McGinley calls on McIlroy to help restore Poulter's pride
Paul McGinley has called on Rory McIlroy to help restore Ian Poulter's battered pride by pairing the Medinah heroes at Gleneagles today.
McIlroy had a nightmare off the tee alongside Sergio Garcia, losing in fourballs against Keegan Bradley and Phil Mickelson with his new Nike Vapor driver in the bag.
He then hit even fewer fairways alongside the Spanish ace in the afternoon foursomes before three late birdies salvaged a dramatic half with Jimmy Walker and Rickie Fowler.
McGinley has split up McIlroy and Garcia for this morning's fourballs and put the world No 1 back out with Poulter after the English ace suffered a 5 and 4 hammering alongside rookie Stephen Gallacher at the hands of US young guns Jordan Spieth and Patrick Reed.
Banking on McIlroy to help Poulter fire again, McGinley said: “Ian Poulter's ego was really hurt today. It's not often he gets beaten like that in a Ryder Cup match. And that hurt.
"I had a chat with him out on the golf course and I'm going to bring back him up and there's no better way of doing that than by putting him on the shoulder of Rory McIlroy.”
Expecting Tom Watson's USA squad to hit back hard this morning, McGinley added: "Yeah, they'll come at us strongly in the morning. We're going to have to hold very firm, hold very strong.
"This Ryder Cup is far from over, far from us sailing off into the sunset, that ain't going to happen.
"There's a lot of fight in that American team and we're going to have to play incredibly well again tomorrow because Ryder Cups are not won easily.”
As for McIlroy's partnership with Garcia and the Ulsterman's risky decision to put a new driver in the bag this week, McGinley stuck by both his stars.
He said: "I'm not going to second guess Rory. He's the best player in the world and he makes his own decisions and I am not going to second guess any decisions he makes on what driver he uses. That's totally his call."
And even though McIlroy and Garcia only got a half from their two matches together and are split up today, McGinley insisted they're still a great partnership.
McGinley said: "I think their finish today showed you what kind of a spirit they have.
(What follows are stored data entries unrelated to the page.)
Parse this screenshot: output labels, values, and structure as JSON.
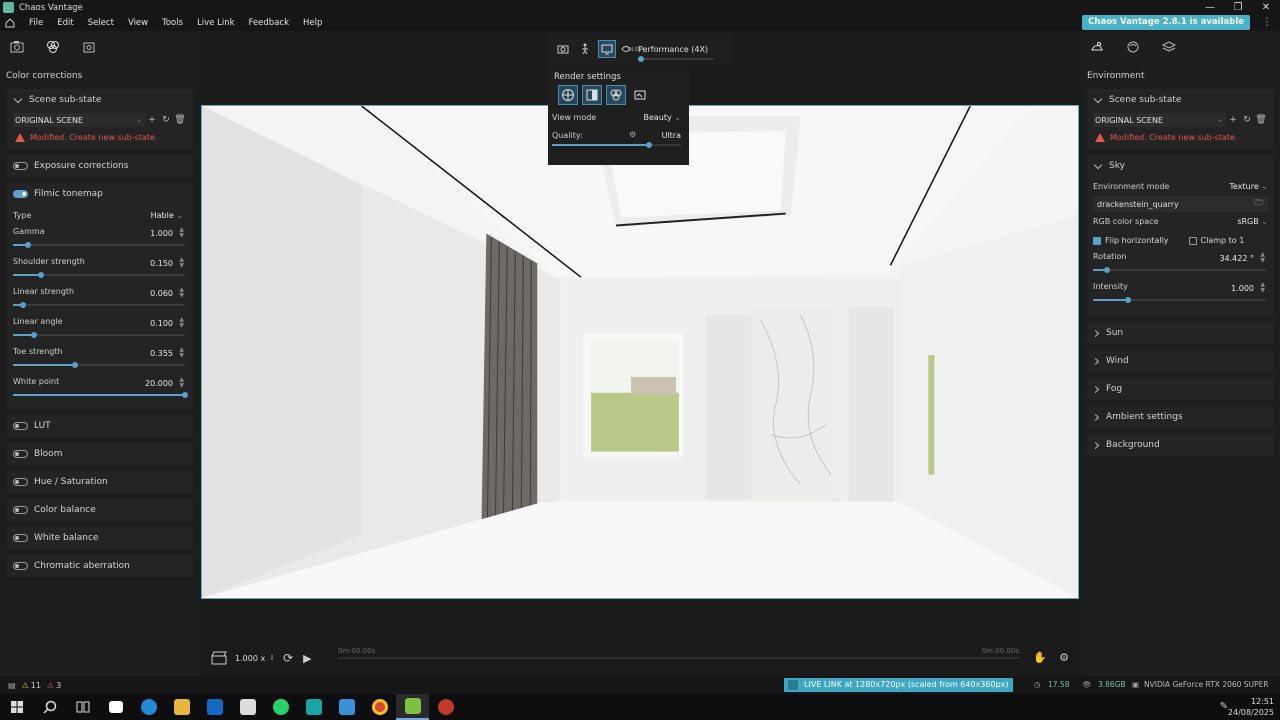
{
  "window": {
    "title": "Chaos Vantage"
  },
  "menu": {
    "items": [
      "File",
      "Edit",
      "Select",
      "View",
      "Tools",
      "Live Link",
      "Feedback",
      "Help"
    ],
    "update_badge": "Chaos Vantage 2.8.1 is available"
  },
  "left_panel": {
    "heading": "Color corrections",
    "scene_substate": {
      "title": "Scene sub-state",
      "selected": "ORIGINAL SCENE",
      "warning": "Modified. Create new sub-state."
    },
    "exposure": {
      "label": "Exposure corrections",
      "enabled": false
    },
    "tonemap": {
      "label": "Filmic tonemap",
      "enabled": true,
      "type_label": "Type",
      "type_value": "Hable",
      "params": [
        {
          "label": "Gamma",
          "value": "1.000",
          "level": 0.09
        },
        {
          "label": "Shoulder strength",
          "value": "0.150",
          "level": 0.16
        },
        {
          "label": "Linear strength",
          "value": "0.060",
          "level": 0.06
        },
        {
          "label": "Linear angle",
          "value": "0.100",
          "level": 0.12
        },
        {
          "label": "Toe strength",
          "value": "0.355",
          "level": 0.36
        },
        {
          "label": "White point",
          "value": "20.000",
          "level": 1.0
        }
      ]
    },
    "sections": [
      "LUT",
      "Bloom",
      "Hue / Saturation",
      "Color balance",
      "White balance",
      "Chromatic aberration"
    ]
  },
  "toolbar": {
    "performance": "Performance (4X)",
    "performance_level": 0.0,
    "dlss": "DLSS"
  },
  "render_settings": {
    "title": "Render settings",
    "view_mode_label": "View mode",
    "view_mode_value": "Beauty",
    "quality_label": "Quality:",
    "quality_value": "Ultra",
    "quality_level": 0.75
  },
  "right_panel": {
    "heading": "Environment",
    "scene_substate": {
      "title": "Scene sub-state",
      "selected": "ORIGINAL SCENE",
      "warning": "Modified. Create new sub-state."
    },
    "sky": {
      "title": "Sky",
      "env_mode_label": "Environment mode",
      "env_mode_value": "Texture",
      "texture_file": "drackenstein_quarry",
      "rgb_label": "RGB color space",
      "rgb_value": "sRGB",
      "flip_label": "Flip horizontally",
      "flip_checked": true,
      "clamp_label": "Clamp to 1",
      "clamp_checked": false,
      "rotation_label": "Rotation",
      "rotation_value": "34.422 °",
      "rotation_level": 0.08,
      "intensity_label": "Intensity",
      "intensity_value": "1.000",
      "intensity_level": 0.2
    },
    "sections": [
      "Sun",
      "Wind",
      "Fog",
      "Ambient settings",
      "Background"
    ]
  },
  "timeline": {
    "speed": "1.000 x",
    "start_time": "0m:00.00s",
    "end_time": "0m:00.00s"
  },
  "status": {
    "warnings": "11",
    "errors": "3",
    "live_link": "LIVE LINK at 1280x720px (scaled from 640x360px)",
    "fps": "17.58",
    "vram": "3.86GB",
    "gpu": "NVIDIA GeForce RTX 2060 SUPER"
  },
  "taskbar": {
    "time": "12:51",
    "date": "24/08/2025"
  },
  "colors": {
    "accent": "#5aa0c9",
    "warning": "#e0564b",
    "badge": "#49b2c9"
  }
}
I think the dynamic is strong between them and just because you go out and you lose a match in The Ryder Cup doesn't mean you're a bad partnership.
"You're playing at the very, very elite level here in professional sport in our game of golf, and sometimes you can go out and it just doesn't click.
"It's not because the dynamic between the two of you is wrong, or your games don't match up. That's just high level sport.
"They went back out in the afternoon again and got away to a slow start again and seemed to be spinning their wheels a lot without really going forward.
"But it just shows you the resilience they have that they could pull a halved match out the way they did. I certainly wouldn't hesitate putting them together again."